The latency-is-expected rule and the baseline you measure against
The latency-is-expected rule is the spine of this whole diagnosis, so it is worth stating with precision. A Log Analytics ingestion delay within the normal window is not a fault, it is the designed behavior of a buffered, batched, pipelined ingestion system, and therefore the correct first action is never to fix anything but to measure the observed latency against the expected window. Only a latency that exceeds the expected window is a genuine delay, and only a genuine delay gets attributed to a cause and acted on. Everything in the rest of this article hangs off that ordering. Measure first, attribute second, act third, and act only when the measurement says the situation is abnormal.
To apply the rule you need a baseline, an expected window for your own workspace. The exact end-to-end latency you should expect depends on the data type, the collection method, and the load, and the precise figures change as Azure evolves the ingestion platform, so the durable approach is to establish your own baseline from your own data rather than memorizing a number that will age badly.

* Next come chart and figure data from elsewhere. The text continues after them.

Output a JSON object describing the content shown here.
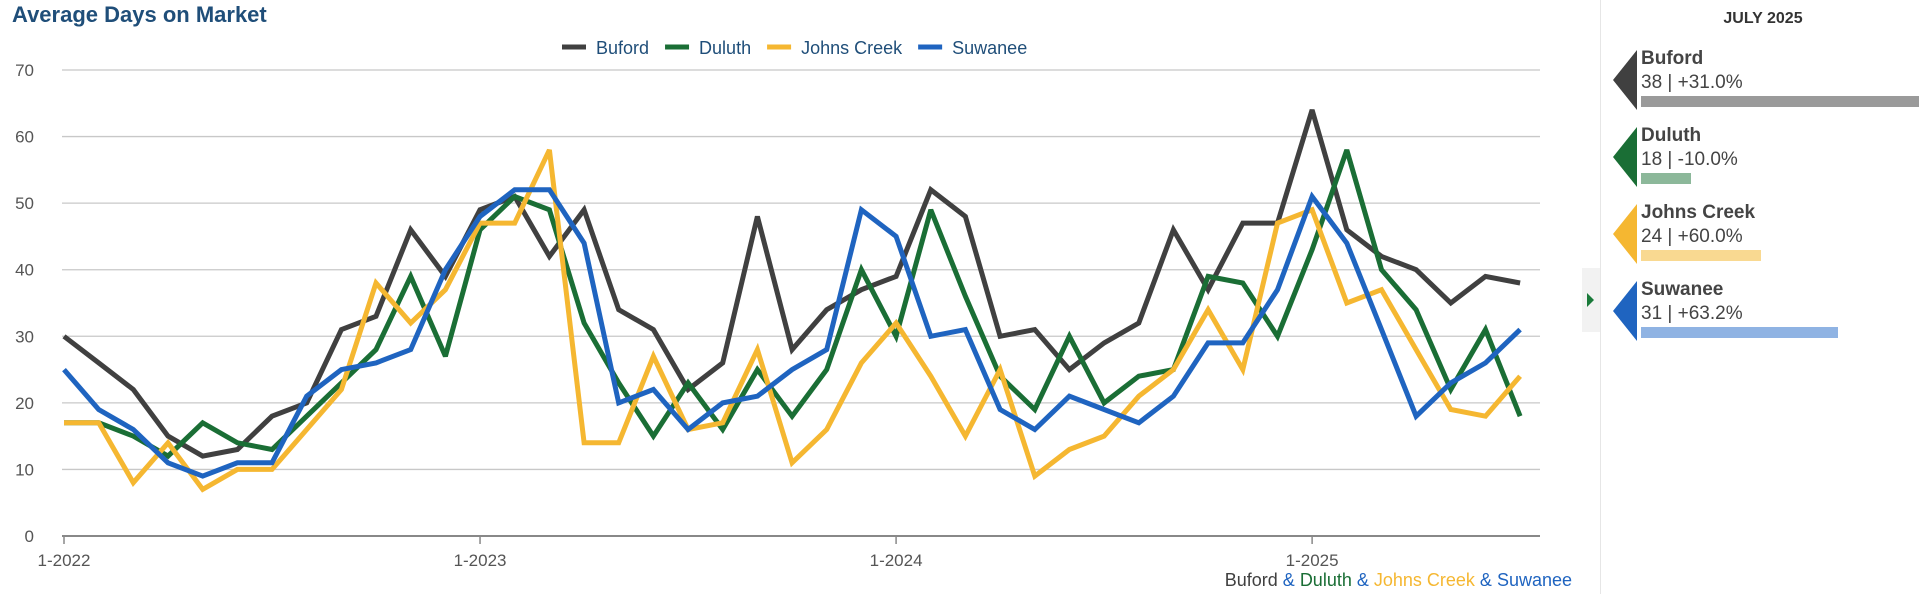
{
  "chart_data": {
    "type": "line",
    "title": "Average Days on Market",
    "ylim": [
      0,
      70
    ],
    "yticks": [
      0,
      10,
      20,
      30,
      40,
      50,
      60,
      70
    ],
    "xticks": [
      "1-2022",
      "1-2023",
      "1-2024",
      "1-2025"
    ],
    "grid": true,
    "legend_position": "top-center",
    "x": [
      "2022-01",
      "2022-02",
      "2022-03",
      "2022-04",
      "2022-05",
      "2022-06",
      "2022-07",
      "2022-08",
      "2022-09",
      "2022-10",
      "2022-11",
      "2022-12",
      "2023-01",
      "2023-02",
      "2023-03",
      "2023-04",
      "2023-05",
      "2023-06",
      "2023-07",
      "2023-08",
      "2023-09",
      "2023-10",
      "2023-11",
      "2023-12",
      "2024-01",
      "2024-02",
      "2024-03",
      "2024-04",
      "2024-05",
      "2024-06",
      "2024-07",
      "2024-08",
      "2024-09",
      "2024-10",
      "2024-11",
      "2024-12",
      "2025-01",
      "2025-02",
      "2025-03",
      "2025-04",
      "2025-05",
      "2025-06",
      "2025-07"
    ],
    "series": [
      {
        "name": "Buford",
        "color": "#404040",
        "values": [
          30,
          26,
          22,
          15,
          12,
          13,
          18,
          20,
          31,
          33,
          46,
          39,
          49,
          51,
          42,
          49,
          34,
          31,
          22,
          26,
          48,
          28,
          34,
          37,
          39,
          52,
          48,
          30,
          31,
          25,
          29,
          32,
          46,
          37,
          47,
          47,
          64,
          46,
          42,
          40,
          35,
          39,
          38
        ]
      },
      {
        "name": "Duluth",
        "color": "#1a6e35",
        "values": [
          17,
          17,
          15,
          12,
          17,
          14,
          13,
          18,
          23,
          28,
          39,
          27,
          46,
          51,
          49,
          32,
          23,
          15,
          23,
          16,
          25,
          18,
          25,
          40,
          30,
          49,
          36,
          24,
          19,
          30,
          20,
          24,
          25,
          39,
          38,
          30,
          43,
          58,
          40,
          34,
          22,
          31,
          18
        ]
      },
      {
        "name": "Johns Creek",
        "color": "#f5b731",
        "values": [
          17,
          17,
          8,
          14,
          7,
          10,
          10,
          16,
          22,
          38,
          32,
          37,
          47,
          47,
          58,
          14,
          14,
          27,
          16,
          17,
          28,
          11,
          16,
          26,
          32,
          24,
          15,
          25,
          9,
          13,
          15,
          21,
          25,
          34,
          25,
          47,
          49,
          35,
          37,
          28,
          19,
          18,
          24
        ]
      },
      {
        "name": "Suwanee",
        "color": "#1f64c0",
        "values": [
          25,
          19,
          16,
          11,
          9,
          11,
          11,
          21,
          25,
          26,
          28,
          40,
          48,
          52,
          52,
          44,
          20,
          22,
          16,
          20,
          21,
          25,
          28,
          49,
          45,
          30,
          31,
          19,
          16,
          21,
          19,
          17,
          21,
          29,
          29,
          37,
          51,
          44,
          31,
          18,
          23,
          26,
          31
        ]
      }
    ]
  },
  "footer": {
    "names": [
      {
        "text": "Buford",
        "color": "#404040"
      },
      {
        "text": " & ",
        "color": "#1f64c0"
      },
      {
        "text": "Duluth",
        "color": "#1a6e35"
      },
      {
        "text": " & ",
        "color": "#1f64c0"
      },
      {
        "text": "Johns Creek",
        "color": "#f5b731"
      },
      {
        "text": " & ",
        "color": "#1f64c0"
      },
      {
        "text": "Suwanee",
        "color": "#1f64c0"
      }
    ]
  },
  "sidebar": {
    "period": "JULY 2025",
    "cards": [
      {
        "name": "Buford",
        "value": "38 | +31.0%",
        "color": "#404040",
        "bar_color": "#9a9a9a",
        "change_fraction": 1.0
      },
      {
        "name": "Duluth",
        "value": "18 | -10.0%",
        "color": "#1a6e35",
        "bar_color": "#8cb89a",
        "change_fraction": 0.18
      },
      {
        "name": "Johns Creek",
        "value": "24 | +60.0%",
        "color": "#f5b731",
        "bar_color": "#f9d991",
        "change_fraction": 0.43
      },
      {
        "name": "Suwanee",
        "value": "31 | +63.2%",
        "color": "#1f64c0",
        "bar_color": "#8fb3e3",
        "change_fraction": 0.71
      }
    ]
  }
}
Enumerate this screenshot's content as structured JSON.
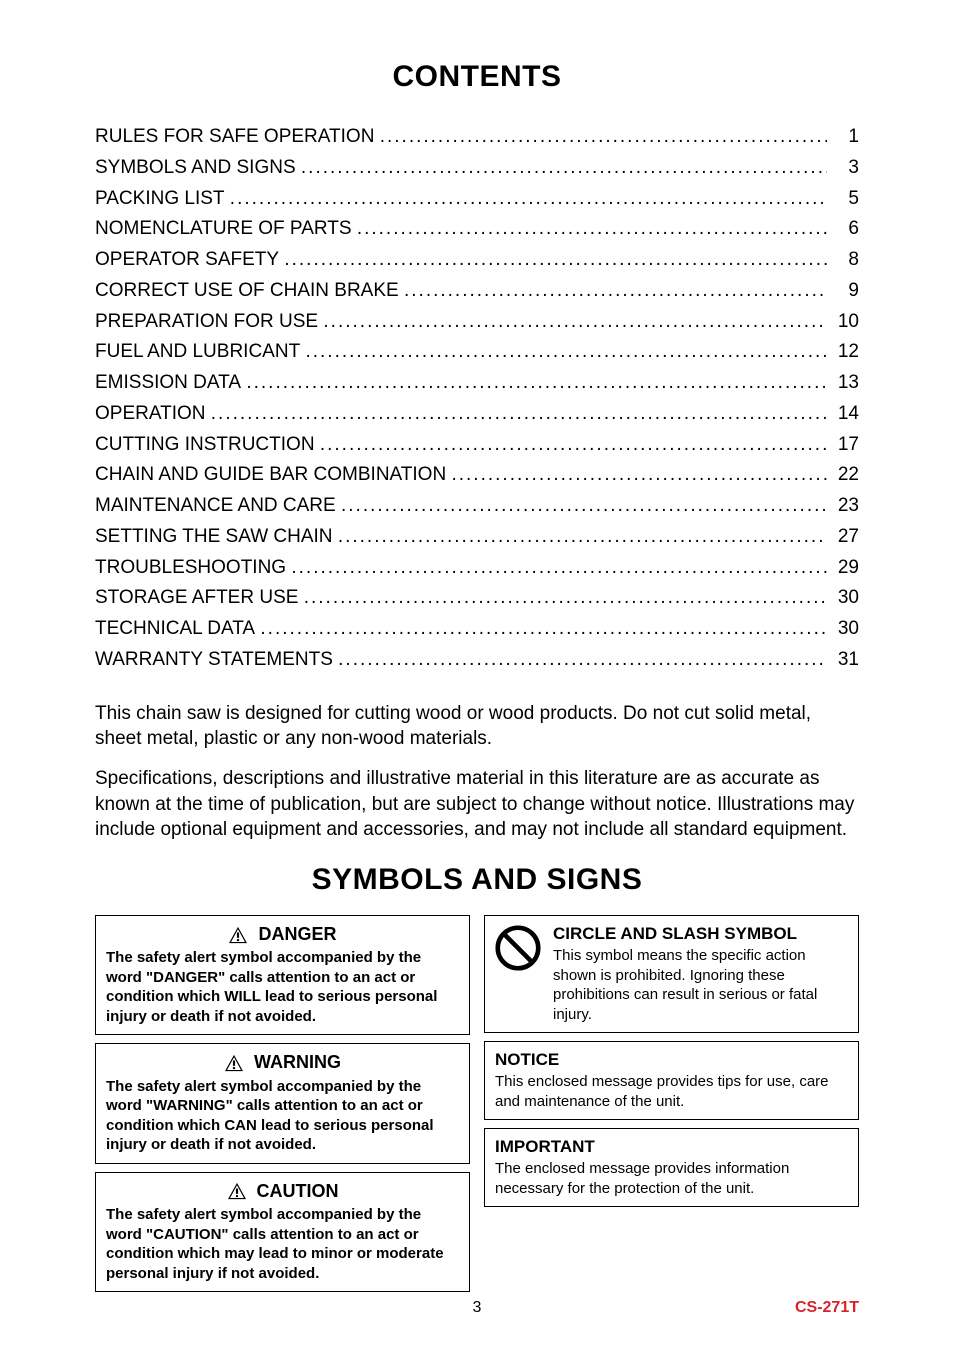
{
  "contents_title": "CONTENTS",
  "toc": [
    {
      "label": "RULES FOR SAFE OPERATION",
      "page": "1"
    },
    {
      "label": "SYMBOLS AND SIGNS",
      "page": "3"
    },
    {
      "label": "PACKING LIST",
      "page": "5"
    },
    {
      "label": "NOMENCLATURE OF PARTS",
      "page": "6"
    },
    {
      "label": "OPERATOR SAFETY",
      "page": "8"
    },
    {
      "label": "CORRECT USE OF CHAIN BRAKE",
      "page": "9"
    },
    {
      "label": "PREPARATION FOR USE",
      "page": "10"
    },
    {
      "label": "FUEL AND LUBRICANT",
      "page": "12"
    },
    {
      "label": "EMISSION DATA",
      "page": "13"
    },
    {
      "label": "OPERATION",
      "page": "14"
    },
    {
      "label": "CUTTING INSTRUCTION",
      "page": "17"
    },
    {
      "label": "CHAIN AND GUIDE BAR COMBINATION",
      "page": "22"
    },
    {
      "label": "MAINTENANCE AND CARE",
      "page": "23"
    },
    {
      "label": "SETTING THE SAW CHAIN",
      "page": "27"
    },
    {
      "label": "TROUBLESHOOTING",
      "page": "29"
    },
    {
      "label": "STORAGE AFTER USE",
      "page": "30"
    },
    {
      "label": "TECHNICAL DATA",
      "page": "30"
    },
    {
      "label": "WARRANTY STATEMENTS",
      "page": "31"
    }
  ],
  "paragraph1": "This chain saw is designed for cutting wood or wood products. Do not cut solid metal, sheet metal, plastic or any non-wood materials.",
  "paragraph2": "Specifications, descriptions and illustrative material in this literature are as accurate as known at the time of publication, but are subject to change without notice. Illustrations may include optional equipment and accessories, and may not include all standard equipment.",
  "symbols_title": "SYMBOLS AND SIGNS",
  "danger": {
    "title": "DANGER",
    "text": "The safety alert symbol accompanied by the word \"DANGER\" calls attention to an act or condition which WILL lead to serious personal injury or death if not avoided."
  },
  "warning": {
    "title": "WARNING",
    "text": "The safety alert symbol accompanied by the word \"WARNING\" calls attention to an act or condition which CAN lead to serious personal injury or death if not avoided."
  },
  "caution": {
    "title": "CAUTION",
    "text": "The safety alert symbol accompanied by the word \"CAUTION\" calls attention to an act or condition which may lead to minor or moderate personal injury if not avoided."
  },
  "circle": {
    "title": "CIRCLE AND SLASH SYMBOL",
    "text": "This symbol means the specific action shown is prohibited. Ignoring these prohibitions can result in serious or fatal injury."
  },
  "notice": {
    "title": "NOTICE",
    "text": "This enclosed message provides tips for use, care and maintenance of the unit."
  },
  "important": {
    "title": "IMPORTANT",
    "text": "The enclosed message provides information necessary for the protection of the unit."
  },
  "footer_page": "3",
  "footer_model": "CS-271T",
  "colors": {
    "text": "#000000",
    "background": "#ffffff",
    "accent": "#d9232a",
    "border": "#000000"
  }
}
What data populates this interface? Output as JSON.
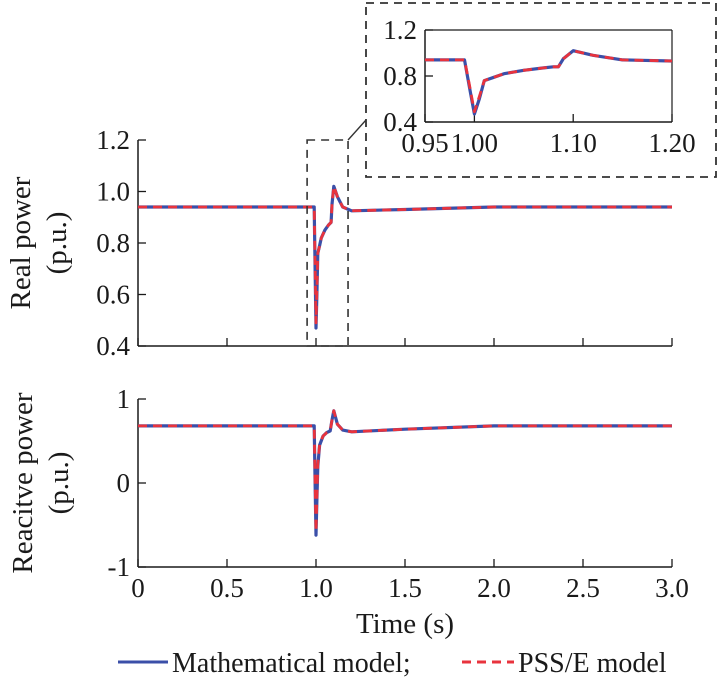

The official Azure Monitor documentation publishes a latency guideline and the data-type-specific expectations, and you should confirm the current published window against that source, but your operational baseline is the latency your ingestion_time() queries report on a normal day. Capture that baseline once, when nothing is wrong, and you will know instantly during an incident whether the latency you are seeing is ordinary or elevated.
What ingestion latency is normal versus a real problem?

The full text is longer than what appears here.